JIPANG was an open-label Japanese study that enrolled patients who were 20 to 75 years old with nonsquamous NSCLC who received pathologically confirmed complete surgical resection where the level of surgical resection was higher than lobectomy.1 Eligible patients had stage IIA or IIIA disease, an ECOG performance status of 1 or less, and adequate hematologic and organ function.1 Patients with severe postoperative complications, interstitial pneumonia, and those who received neoadjuvant chemotherapy or planned to receive an EGFR TKI were excluded from the study.2
Eligible patients were randomly assigned 1:1 to be treated with 500 mg/m2 of pemetrexed and 75 mg/m2 of cisplatin via intravenous (IV) infusion on day 1 of each treatment cycle, or IV vinorelbine at a dose of 25 mg/m2 on days 1 and 8 and 80 mg/m2 of cisplatin on day 1. Each treatment cycle was repeated every 3 weeks until the completion of 4 cycles. Subsequent chemotherapy or postoperative radiotherapy was not allowed for patients who did not experience disease recurrence.
The study’s initial primary end point was OS. However, this was amended to RFS due to a lack of sufficient death events needed to evaluate survival at the end of patient accrual. Secondary end points included OS, rate of treatment completion, and toxicity.
The baseline patient characteristics were well balanced between the 2 arms; the median age was 64 years (range, 28-75) in the pemetrexed arm compared with 65 years (range, 33-75) in the vinorelbine arm. Most patients in both arms were male (58.4% vs 59.4%) and had an ECOG performance status of 0 (75.8% vs 77.4%), stage IIIA disease (52.4% vs 52.0%), adenocarcinoma (95.9% vs 95.9%), and EGFR wild-type disease (75.1% vs 75.9%). Nearly all patients in both arms underwent lobectomy (99.2% vs 97.7%) and the median time from surgery was 43 days (range, 22-58) in the pemetrexed arm vs 42 days (range, 22-58) in the vinorelbine arm.1
A subgroup analysis revealed that OS significantly favored the pemetrexed arm among patients with stage II disease (HR, 0.63; 95% CI, 0.41-0.95; P = .002) and those aged at least 70 years (HR, 0.66; 95% CI, 0.39-1.09; P = .055). OS in all other subgroups examined either favored the vinorelbine arm or did not significantly favor either arm.
Previously published safety findings showed that patients in the pemetrexed arm (n = 392) experienced any grade adverse effects (AEs) at a rate of 99.7% compared with 100% in the vinorelbine arm (n = 395); grade 3 to 5 AEs occurred at rates of 47.4% vs 89.4%, respectively. The most common any grade AEs in the pemetrexed arm included anorexia (82.1%), nausea (78.8%), and decreased neutrophil count (78.3%).
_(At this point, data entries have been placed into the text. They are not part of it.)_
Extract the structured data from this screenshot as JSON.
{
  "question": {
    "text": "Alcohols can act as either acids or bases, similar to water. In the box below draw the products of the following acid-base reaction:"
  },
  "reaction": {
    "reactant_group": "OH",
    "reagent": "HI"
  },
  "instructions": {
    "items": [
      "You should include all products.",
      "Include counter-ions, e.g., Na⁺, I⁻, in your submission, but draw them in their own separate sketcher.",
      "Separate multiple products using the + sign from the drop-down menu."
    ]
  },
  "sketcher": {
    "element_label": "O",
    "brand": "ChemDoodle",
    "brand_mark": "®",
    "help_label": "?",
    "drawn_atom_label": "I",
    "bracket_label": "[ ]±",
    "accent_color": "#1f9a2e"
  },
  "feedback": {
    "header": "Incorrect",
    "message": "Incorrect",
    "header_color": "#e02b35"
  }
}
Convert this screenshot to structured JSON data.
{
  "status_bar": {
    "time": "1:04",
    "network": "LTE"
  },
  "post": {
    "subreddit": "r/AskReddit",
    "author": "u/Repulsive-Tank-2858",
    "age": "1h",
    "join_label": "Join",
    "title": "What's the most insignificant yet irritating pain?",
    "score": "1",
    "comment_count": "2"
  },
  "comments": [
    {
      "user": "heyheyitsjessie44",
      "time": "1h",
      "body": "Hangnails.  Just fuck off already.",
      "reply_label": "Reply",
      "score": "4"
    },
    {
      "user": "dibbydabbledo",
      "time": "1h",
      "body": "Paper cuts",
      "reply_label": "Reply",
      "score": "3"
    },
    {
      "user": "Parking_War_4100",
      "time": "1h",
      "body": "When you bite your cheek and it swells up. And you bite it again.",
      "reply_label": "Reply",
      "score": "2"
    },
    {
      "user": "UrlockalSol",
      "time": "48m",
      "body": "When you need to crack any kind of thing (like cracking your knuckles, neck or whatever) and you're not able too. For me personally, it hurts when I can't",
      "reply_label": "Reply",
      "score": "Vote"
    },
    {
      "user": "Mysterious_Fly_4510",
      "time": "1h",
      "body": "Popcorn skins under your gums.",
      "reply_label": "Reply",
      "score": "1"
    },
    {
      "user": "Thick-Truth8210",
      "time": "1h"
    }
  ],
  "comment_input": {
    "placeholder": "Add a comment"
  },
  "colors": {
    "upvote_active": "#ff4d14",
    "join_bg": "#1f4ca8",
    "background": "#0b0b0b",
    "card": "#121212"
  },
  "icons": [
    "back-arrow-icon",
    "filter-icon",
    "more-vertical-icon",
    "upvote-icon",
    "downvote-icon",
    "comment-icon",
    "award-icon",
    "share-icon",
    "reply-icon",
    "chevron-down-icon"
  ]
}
In the vinorelbine arm, common any grade AEs included decreased neutrophil count (95.5%), decreased white blood cell count (94.7%), and anorexia (80.3%).2
After completing study treatment, 366 patients received chemotherapy, 229 received radiotherapy, and 42 underwent surgery.1
“One limitation of this Japanese study is that standard subsequent treatment for patients with recurrent/metastatic NSCLC was changed during this study, including ICIs,” the investigators concluded. “Therefore, various chemotherapy regimens were used for subsequent treatment. Despite this limitation, the JIPANG study provides important historical data and long-term follow-up data remain essential in adjuvant settings for NSCLC.”